Javier Burroni, P. Taylor, Cassian Corey, Tengiz Vachnadze, Hava T. Siegelmann

Abstract

Overview: We model energy constraints in a network of spiking neurons, while exploring general questions of resource limitation on network function abstractly. Background: Metabolic states like dietary ketosis or hypoglycemia have a large impact on brain function and disease outcomes. Glia provide metabolic support for neurons, among other functions. Yet, in computational models of glia-neuron cooperation, there have been no previous attempts to explore the effects of direct realistic energy costs on network activity in spiking neurons.
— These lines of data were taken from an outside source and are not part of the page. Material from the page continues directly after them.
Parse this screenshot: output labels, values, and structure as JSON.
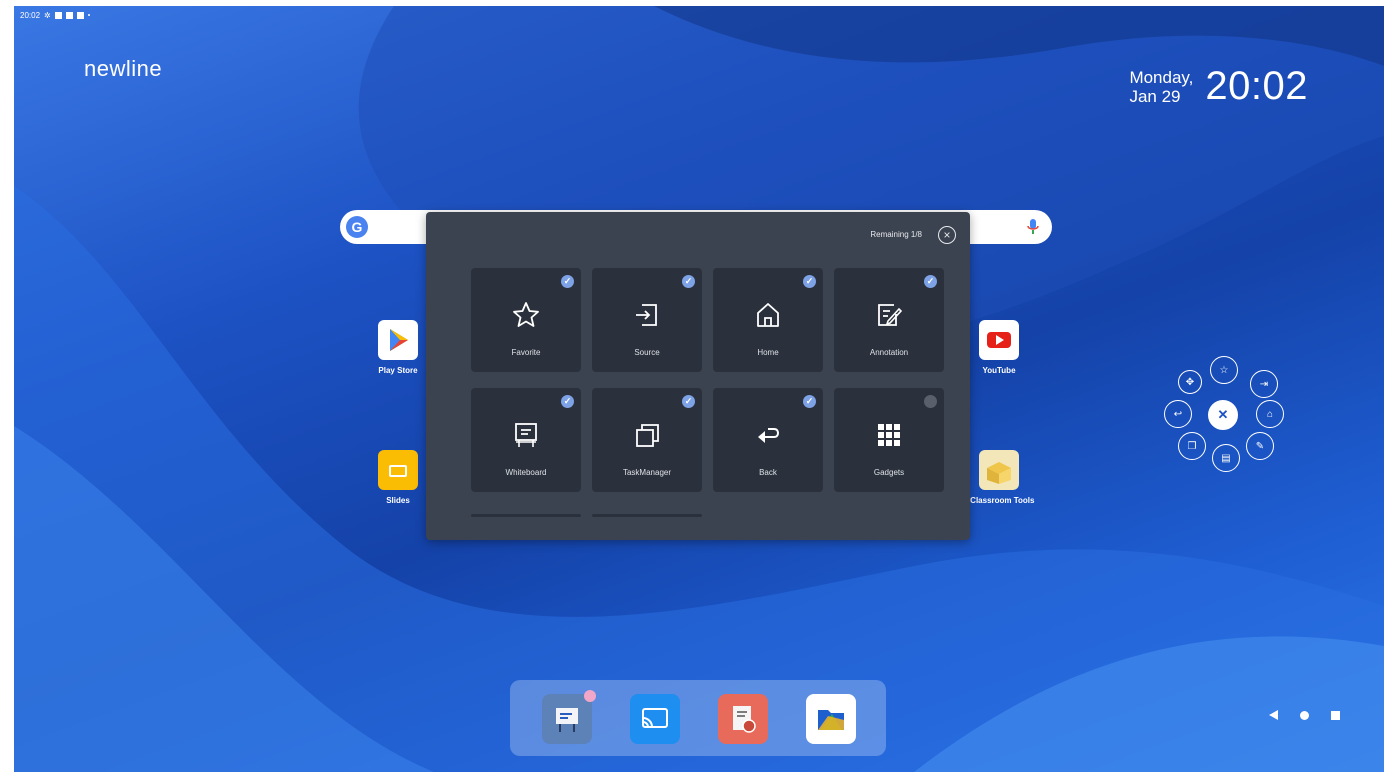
{
  "status_bar": {
    "time": "20:02"
  },
  "brand": "newline",
  "clock": {
    "day": "Monday,",
    "date": "Jan 29",
    "time": "20:02"
  },
  "search": {
    "logo": "G"
  },
  "desktop_apps": [
    {
      "label": "Play Store",
      "icon": "play-store-icon"
    },
    {
      "label": "YouTube",
      "icon": "youtube-icon"
    },
    {
      "label": "Slides",
      "icon": "slides-icon"
    },
    {
      "label": "e Classroom Tools",
      "icon": "classroom-tools-icon"
    }
  ],
  "panel": {
    "remaining": "Remaining 1/8",
    "items": [
      {
        "label": "Favorite",
        "icon": "star-icon",
        "checked": true
      },
      {
        "label": "Source",
        "icon": "source-icon",
        "checked": true
      },
      {
        "label": "Home",
        "icon": "home-icon",
        "checked": true
      },
      {
        "label": "Annotation",
        "icon": "annotation-icon",
        "checked": true
      },
      {
        "label": "Whiteboard",
        "icon": "whiteboard-icon",
        "checked": true
      },
      {
        "label": "TaskManager",
        "icon": "task-manager-icon",
        "checked": true
      },
      {
        "label": "Back",
        "icon": "back-icon",
        "checked": true
      },
      {
        "label": "Gadgets",
        "icon": "gadgets-icon",
        "checked": false
      }
    ]
  },
  "floating_menu": {
    "center": "✕",
    "buttons": [
      "move-icon",
      "star-icon",
      "source-icon",
      "back-icon",
      "home-icon",
      "task-manager-icon",
      "whiteboard-icon",
      "annotation-icon"
    ]
  },
  "dock": [
    "whiteboard-app-icon",
    "screen-cast-icon",
    "note-app-icon",
    "files-app-icon"
  ],
  "nav": [
    "back-icon",
    "home-icon",
    "recents-icon"
  ],
  "colors": {
    "panel_bg": "#3c4350",
    "card_bg": "#2b313c",
    "check": "#7ea2e6",
    "accent_blue": "#1d52c4"
  }
}
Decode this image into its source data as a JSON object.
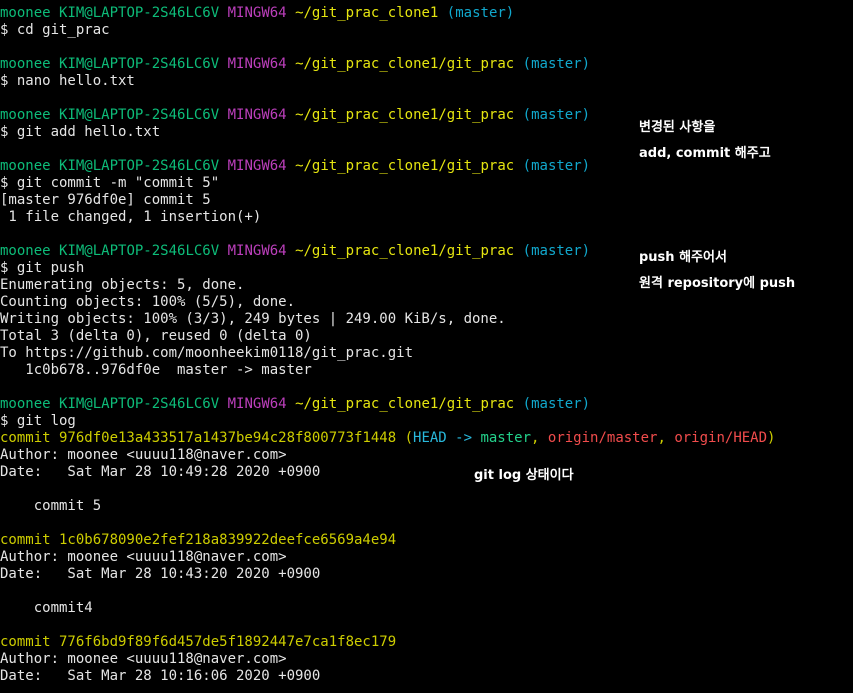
{
  "prompt": {
    "user": "moonee",
    "host": "KIM@LAPTOP-2S46LC6V",
    "shell": "MINGW64",
    "branch": "(master)",
    "path_clone": "~/git_prac_clone1",
    "path_prac": "~/git_prac_clone1/git_prac"
  },
  "commands": {
    "cd": "$ cd git_prac",
    "nano": "$ nano hello.txt",
    "add": "$ git add hello.txt",
    "commit": "$ git commit -m \"commit 5\"",
    "push": "$ git push",
    "log": "$ git log"
  },
  "commit_output": [
    "[master 976df0e] commit 5",
    " 1 file changed, 1 insertion(+)"
  ],
  "push_output": [
    "Enumerating objects: 5, done.",
    "Counting objects: 100% (5/5), done.",
    "Writing objects: 100% (3/3), 249 bytes | 249.00 KiB/s, done.",
    "Total 3 (delta 0), reused 0 (delta 0)",
    "To https://github.com/moonheekim0118/git_prac.git",
    "   1c0b678..976df0e  master -> master"
  ],
  "log": [
    {
      "hash_line": "commit 976df0e13a433517a1437be94c28f800773f1448",
      "refs": {
        "open": " (",
        "head": "HEAD -> ",
        "master": "master",
        "sep1": ", ",
        "origin_master": "origin/master",
        "sep2": ", ",
        "origin_head": "origin/HEAD",
        "close": ")"
      },
      "author": "Author: moonee <uuuu118@naver.com>",
      "date": "Date:   Sat Mar 28 10:49:28 2020 +0900",
      "message": "    commit 5"
    },
    {
      "hash_line": "commit 1c0b678090e2fef218a839922deefce6569a4e94",
      "author": "Author: moonee <uuuu118@naver.com>",
      "date": "Date:   Sat Mar 28 10:43:20 2020 +0900",
      "message": "    commit4"
    },
    {
      "hash_line": "commit 776f6bd9f89f6d457de5f1892447e7ca1f8ec179",
      "author": "Author: moonee <uuuu118@naver.com>",
      "date": "Date:   Sat Mar 28 10:16:06 2020 +0900"
    }
  ],
  "annotations": {
    "note1_line1": "변경된 사항을",
    "note1_line2": "add, commit 해주고",
    "note2_line1": "push 해주어서",
    "note2_line2": "원격 repository에 push",
    "note3": "git log 상태이다"
  },
  "colors": {
    "background": "#000000",
    "user": "#0dbc79",
    "shell": "#bc3fbc",
    "path": "#e5e510",
    "branch": "#11a8cd",
    "commit_hash": "#cdcd00",
    "origin_ref": "#f14c4c"
  }
}
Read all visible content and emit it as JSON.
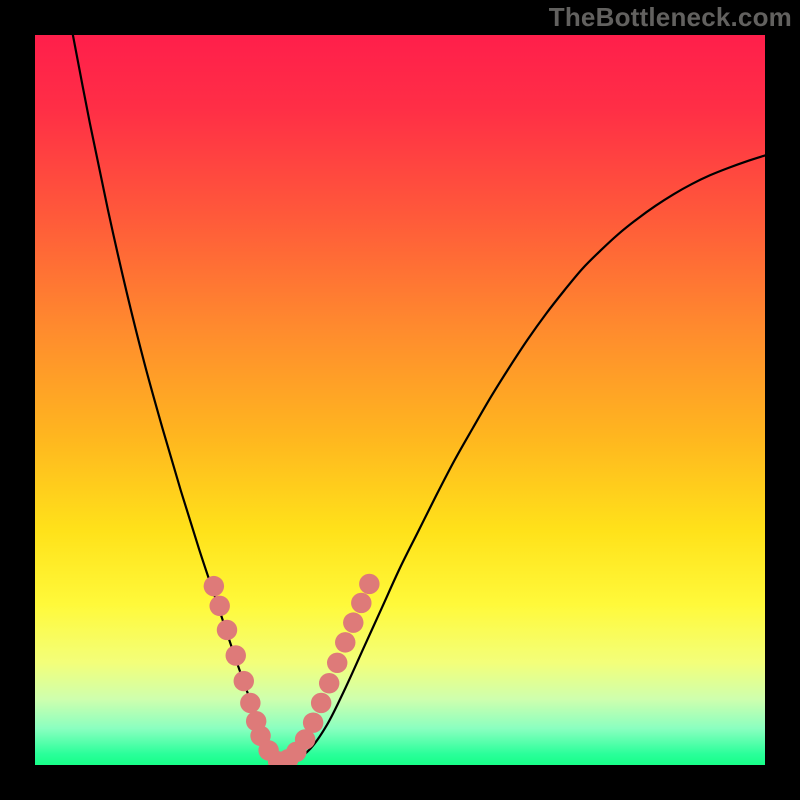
{
  "watermark": "TheBottleneck.com",
  "plot": {
    "inner_x": 35,
    "inner_y": 35,
    "inner_w": 730,
    "inner_h": 730
  },
  "chart_data": {
    "type": "line",
    "title": "",
    "xlabel": "",
    "ylabel": "",
    "xlim": [
      0,
      1
    ],
    "ylim": [
      0,
      1
    ],
    "vertex_x": 0.33,
    "series": [
      {
        "name": "bottleneck-curve",
        "x_norm": [
          0.05,
          0.075,
          0.1,
          0.125,
          0.15,
          0.175,
          0.2,
          0.225,
          0.25,
          0.275,
          0.3,
          0.325,
          0.35,
          0.375,
          0.4,
          0.425,
          0.45,
          0.475,
          0.5,
          0.525,
          0.55,
          0.575,
          0.6,
          0.625,
          0.65,
          0.675,
          0.7,
          0.725,
          0.75,
          0.775,
          0.8,
          0.825,
          0.85,
          0.875,
          0.9,
          0.925,
          0.95,
          0.975,
          1.0
        ],
        "y_norm": [
          1.01,
          0.88,
          0.76,
          0.65,
          0.55,
          0.46,
          0.375,
          0.295,
          0.22,
          0.145,
          0.075,
          0.015,
          0.005,
          0.02,
          0.055,
          0.105,
          0.16,
          0.215,
          0.27,
          0.32,
          0.37,
          0.418,
          0.462,
          0.505,
          0.545,
          0.583,
          0.618,
          0.65,
          0.68,
          0.705,
          0.728,
          0.748,
          0.766,
          0.782,
          0.796,
          0.808,
          0.818,
          0.827,
          0.835
        ]
      }
    ],
    "markers": {
      "name": "highlight-dots",
      "color": "#de7a79",
      "radius_norm": 0.014,
      "x_norm": [
        0.245,
        0.253,
        0.263,
        0.275,
        0.286,
        0.295,
        0.303,
        0.309,
        0.32,
        0.333,
        0.347,
        0.358,
        0.37,
        0.381,
        0.392,
        0.403,
        0.414,
        0.425,
        0.436,
        0.447,
        0.458
      ],
      "y_norm": [
        0.245,
        0.218,
        0.185,
        0.15,
        0.115,
        0.085,
        0.06,
        0.04,
        0.02,
        0.005,
        0.008,
        0.018,
        0.035,
        0.058,
        0.085,
        0.112,
        0.14,
        0.168,
        0.195,
        0.222,
        0.248
      ]
    },
    "gradient_stops": [
      {
        "offset": 0.0,
        "color": "#ff1f4b"
      },
      {
        "offset": 0.1,
        "color": "#ff2e46"
      },
      {
        "offset": 0.25,
        "color": "#ff5a3a"
      },
      {
        "offset": 0.4,
        "color": "#ff8a2e"
      },
      {
        "offset": 0.55,
        "color": "#ffb61f"
      },
      {
        "offset": 0.68,
        "color": "#ffe21a"
      },
      {
        "offset": 0.78,
        "color": "#fff93a"
      },
      {
        "offset": 0.86,
        "color": "#f3ff7a"
      },
      {
        "offset": 0.91,
        "color": "#ceffae"
      },
      {
        "offset": 0.95,
        "color": "#8affc0"
      },
      {
        "offset": 0.985,
        "color": "#2aff9a"
      },
      {
        "offset": 1.0,
        "color": "#17ff88"
      }
    ]
  }
}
Currently, biologically realistic spiking neural networks assume that membrane potential is the main driving factor for neural spiking, and do not take into consideration energetic costs. Methods: We define local energy pools to constrain a neuron model, termed Spiking Neuron Energy Pool (SNEP), which explicitly incorporates energy limitations. Each neuron requires energy to spike, and resources in the pool regenerate over time. Our simulation displays an easy-to-use GUI, which can be run locally in a web browser, and is freely available. Results: Energy dependence drastically changes behavior of these neural networks, causing emergent oscillations similar to those in networks of biological neurons. We analyze the system via Lotka-Volterra equations, producing several observations: (1) energy can drive self-sustained oscillations, (2) the energetic cost of spiking modulates the degree and type of oscillations, (3) harmonics emerge with frequencies determined by energy parameters, and (4) varying energetic costs have non-linear effects on energy consumption and firing rates. Conclusions: Models of neuron function which attempt biological realism may benefit from including energy constraints. Further, we assert that observed oscillatory effects of energy limitations exist in networks of many kinds, and that these findings generalize to abstract graphs and technological applications.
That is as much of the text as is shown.